Because or p-value is < \(\alpha\), we reject the null hypothesis, and have strong evidence to conclude that the true proportion of patients who recovered from the illness taking the new drug is larger than those who took the placebo.
Typically, you report both in research.
Let’s estimate what \(\pi_n - \pi_p\) actually is!
Independence (check)
Success-failure (how is this different than hypothesis testing?)
\(\hat{p_n} * n1 > 10\)
\((1 - \hat{p_n}) * n1 > 10\)
\(\hat{p_p} * n2 > 10\)
\((1 - \hat{p_p}) * n2 > 10\)
\(.8 * 200 > 10\)
\(.2 * 200 > 10\)
\(.7 * 180 > 10\)
\(.3 * 180 > 10\)
\(\sqrt{\frac{.8 *.2}{200} + \frac{.7*.3}{180}}\) = 0.00443
Now, let’s use our best guess for \(\pi_n - \pi_p\) with our estimated standard error to approximate the sampling distribution!
\(.1 + .00443 * 1.96\)
\(.1 - .00443 * 1.96\)
We are 95% confident that the true proportion of patients who took the new drug and recovered is 0.091 to 0.109 HIGHER than the true proportion of patients who took the placebo and recovered.
New things:
– Direction!
When you are working with a two-tailed test…
If you reject the null hypothesis at the \(\alpha = 0.05\) level, then we would expect our 95% confidence interval to NOT include the null value!
The condition for rejecting the null hypothesis is that the absolute Z-statistic is greater than the critical value \(|Z_{stat}| > Z_{crit}\).
We can rearrange the inequality above to show: \(|\hat{p} - p_0| > Z_{crit}\sqrt{\frac{\hat{p}(1-\hat{p})}{n}}\)

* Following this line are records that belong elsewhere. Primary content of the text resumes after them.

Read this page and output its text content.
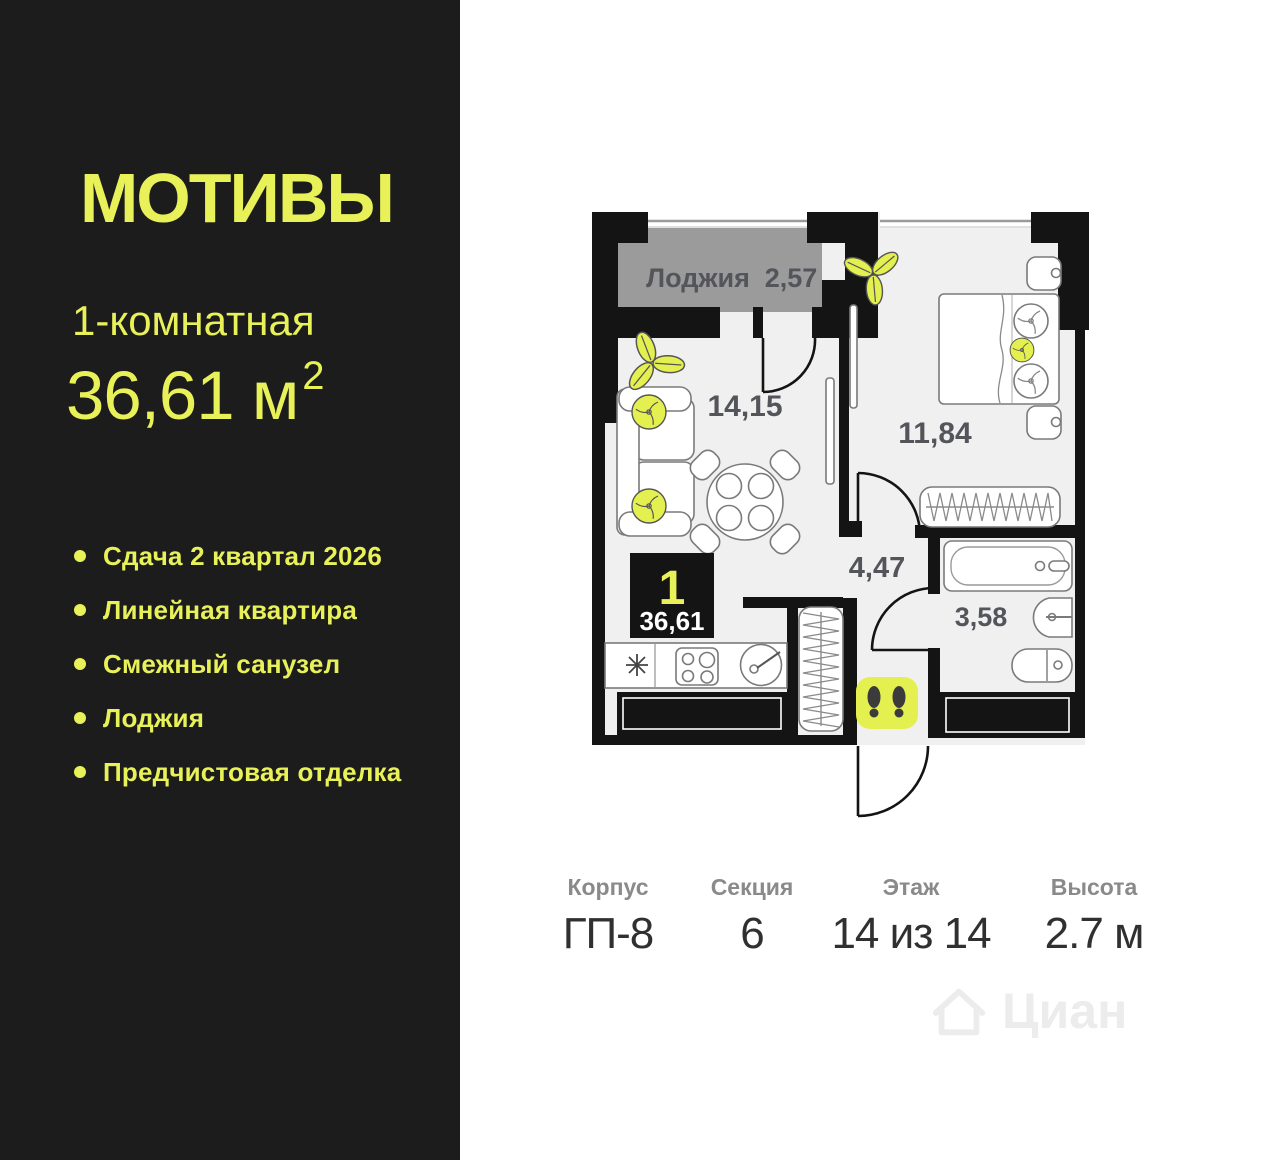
МОТИВЫ
1-комнатная
36,61 м $^2$
Сдача 2 квартал 2026
Линейная квартира
Смежный санузел
Лоджия
Предчистовая отделка
1
36,61
Лоджия 2,57
14,15
11,84
4,47
3,58
Корпус
ГП-8
Секция
6
Этаж
14 из 14
Высота
2.7 м
Циан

The key insight is that when you reject the null hypothesis, the distance between your statistic and the null value is larger than the margin of error of the confidence interval. Since the null value is a certain distance away from your sample proportion, and that distance is greater than the width of your confidence interval, the null value cannot possibly be inside the interval.